Ya sabah ellerine aldığın bir ekmeğin, içtiğin bir çayın, giydiğin bir gömleğin…
Kimlerin ellerinden geçerek sana ulaştığını?..
Emek, bir tohumun toprağa düştüğü anda başlar.
Toprağa eğilen ilk baş, sabahın ayazında tarlasına çıkan çiftçinindir.
Ayakkabısı çamura batar, sırtında güneş yanığı, avuçlarında nasır…
Yalnız değildir o tarlada. Yanında bacısı vardır, anası, kızı…
Kadınlar, hem çocuğu kucağında taşır, hem fide dizer.
Hem yufka pişirir, hem ürün toplar.
İsimleri az anılır, yüzleri az görünür…
Ama onlar olmadan hiçbir şey olmaz.
Toplanan sebze kasalara girer, kamyona yüklenir.
Direksiyon başında bir şoför vardır; uykusuz, yorgun ama dirençli…
O ürün pazara iner. Gün daha doğmadan tezgâhını açan bir esnaf karşılar seni.
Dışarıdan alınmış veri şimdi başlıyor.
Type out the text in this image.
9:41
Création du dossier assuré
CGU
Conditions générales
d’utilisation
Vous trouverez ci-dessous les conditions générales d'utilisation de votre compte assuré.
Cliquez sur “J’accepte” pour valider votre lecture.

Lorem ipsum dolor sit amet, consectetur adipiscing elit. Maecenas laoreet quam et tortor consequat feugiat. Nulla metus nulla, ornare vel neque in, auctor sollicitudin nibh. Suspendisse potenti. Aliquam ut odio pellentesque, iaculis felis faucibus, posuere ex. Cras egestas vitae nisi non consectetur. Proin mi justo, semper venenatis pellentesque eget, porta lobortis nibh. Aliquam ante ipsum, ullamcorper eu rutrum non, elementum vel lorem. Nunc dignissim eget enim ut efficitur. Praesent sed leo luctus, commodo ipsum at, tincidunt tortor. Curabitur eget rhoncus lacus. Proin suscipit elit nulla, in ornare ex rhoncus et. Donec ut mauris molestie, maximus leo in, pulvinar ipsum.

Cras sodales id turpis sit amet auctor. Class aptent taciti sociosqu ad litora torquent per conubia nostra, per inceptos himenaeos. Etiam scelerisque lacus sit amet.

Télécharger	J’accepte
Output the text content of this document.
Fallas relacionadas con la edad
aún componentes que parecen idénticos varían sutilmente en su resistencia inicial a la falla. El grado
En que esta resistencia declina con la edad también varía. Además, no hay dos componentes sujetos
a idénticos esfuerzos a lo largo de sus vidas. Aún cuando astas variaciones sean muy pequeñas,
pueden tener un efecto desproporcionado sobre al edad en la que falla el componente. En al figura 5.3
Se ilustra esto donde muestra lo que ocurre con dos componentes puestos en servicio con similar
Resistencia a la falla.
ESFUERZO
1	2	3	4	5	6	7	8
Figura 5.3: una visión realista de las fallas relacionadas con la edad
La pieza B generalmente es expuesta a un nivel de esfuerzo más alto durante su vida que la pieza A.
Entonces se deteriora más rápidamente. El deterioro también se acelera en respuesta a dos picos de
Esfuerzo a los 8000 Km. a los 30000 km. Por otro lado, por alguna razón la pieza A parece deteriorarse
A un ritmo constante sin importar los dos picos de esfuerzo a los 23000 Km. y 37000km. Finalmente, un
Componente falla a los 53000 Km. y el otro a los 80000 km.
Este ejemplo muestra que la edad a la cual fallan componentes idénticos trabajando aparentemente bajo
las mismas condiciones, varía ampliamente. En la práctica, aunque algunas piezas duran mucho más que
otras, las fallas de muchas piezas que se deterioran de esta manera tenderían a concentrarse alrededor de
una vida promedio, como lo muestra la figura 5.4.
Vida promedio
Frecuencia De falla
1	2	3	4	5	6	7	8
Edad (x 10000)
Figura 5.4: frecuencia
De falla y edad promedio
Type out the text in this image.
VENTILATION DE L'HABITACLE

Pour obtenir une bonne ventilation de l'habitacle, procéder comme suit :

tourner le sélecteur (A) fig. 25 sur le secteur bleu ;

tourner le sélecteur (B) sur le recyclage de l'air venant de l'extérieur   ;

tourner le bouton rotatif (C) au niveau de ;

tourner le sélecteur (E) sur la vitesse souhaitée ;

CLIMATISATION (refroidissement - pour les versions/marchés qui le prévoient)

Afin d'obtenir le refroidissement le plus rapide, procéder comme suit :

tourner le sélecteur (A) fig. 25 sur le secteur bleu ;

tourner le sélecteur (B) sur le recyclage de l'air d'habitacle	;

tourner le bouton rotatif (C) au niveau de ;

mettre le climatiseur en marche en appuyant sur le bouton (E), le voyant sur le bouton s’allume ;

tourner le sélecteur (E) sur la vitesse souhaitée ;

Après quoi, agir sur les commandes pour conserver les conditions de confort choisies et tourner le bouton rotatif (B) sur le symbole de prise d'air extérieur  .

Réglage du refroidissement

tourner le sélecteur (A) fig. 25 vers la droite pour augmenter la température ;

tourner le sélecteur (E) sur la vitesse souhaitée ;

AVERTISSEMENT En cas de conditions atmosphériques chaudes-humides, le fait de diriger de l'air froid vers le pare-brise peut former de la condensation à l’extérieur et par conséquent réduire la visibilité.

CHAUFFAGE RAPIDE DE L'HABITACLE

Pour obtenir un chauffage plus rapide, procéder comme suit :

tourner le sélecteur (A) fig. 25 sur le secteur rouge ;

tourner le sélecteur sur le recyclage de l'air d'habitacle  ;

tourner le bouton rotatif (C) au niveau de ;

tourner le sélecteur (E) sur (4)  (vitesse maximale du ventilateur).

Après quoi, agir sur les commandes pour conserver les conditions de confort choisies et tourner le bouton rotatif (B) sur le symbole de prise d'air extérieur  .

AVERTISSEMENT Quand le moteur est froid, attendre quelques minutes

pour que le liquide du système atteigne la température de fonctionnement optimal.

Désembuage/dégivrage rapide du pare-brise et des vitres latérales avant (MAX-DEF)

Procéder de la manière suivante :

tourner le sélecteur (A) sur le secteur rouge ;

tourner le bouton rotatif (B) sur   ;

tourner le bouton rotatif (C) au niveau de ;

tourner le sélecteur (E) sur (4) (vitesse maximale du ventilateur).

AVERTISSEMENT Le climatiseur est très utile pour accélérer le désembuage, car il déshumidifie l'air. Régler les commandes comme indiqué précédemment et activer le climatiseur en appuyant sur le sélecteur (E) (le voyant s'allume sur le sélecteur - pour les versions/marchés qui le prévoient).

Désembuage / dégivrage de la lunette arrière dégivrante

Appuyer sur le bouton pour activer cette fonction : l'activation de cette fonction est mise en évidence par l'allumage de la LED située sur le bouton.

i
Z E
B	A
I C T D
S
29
Sen o domatesi sadece bir alışveriş gibi görürsün belki,
ama arkasında onlarca el, yüzlerce saatlik emek vardır.
Bir masa düşün…
Ormanda kesilen ağaçtan, marangozun elleriyle şekillendirdiği tahtaya,
ustanın sabırla cilaladığı yüzeye kadar…
Her aşamasında bir hikâye, bir alın teri saklıdır.
Bir gömlek giyersin…
İpliği eğiren, kumaşı dokuyan, kesen, diken, ütüleyen kadın ellerle sana ulaşır.
Ve biz…
Bu ürünleri yalnızca para vererek değil, başkalarının sessizce döktüğü terle alırız.
İşte 1 Mayıs, tam da bunu unutmamak içindir.
Bugün; yalnızca madenin karanlığında, fabrikanın gürültüsünde,
inşaatın tozunda değil; evde, tarlada, atölyede, okulda, hastanede, pazarda
ve markette emek veren herkesin bayramıdır.
Ve özellikle de görünmeyen kadın emeğinin…
Çocuk sırtında çapa sallayan kadının,
Üç işte birden çalışan annenin,
Gece nöbetinden çıkıp sabah evladını okula gönderen hemşirenin,
Temizlik yapan, yemek pişiren, yokluğu varlığa dönüştüren kadınların…
1 Mayıs; emeği görmek, hakkı teslim etmek, alın terine saygı duymak günüdür.
Unutma…
Yediğimiz her lokmada, giydiğimiz her kıyafette, kullandığımız her eşyada
bir emekçinin izi vardır.
Bugün, o sessiz hikâyelerin onurla anıldığı gündür.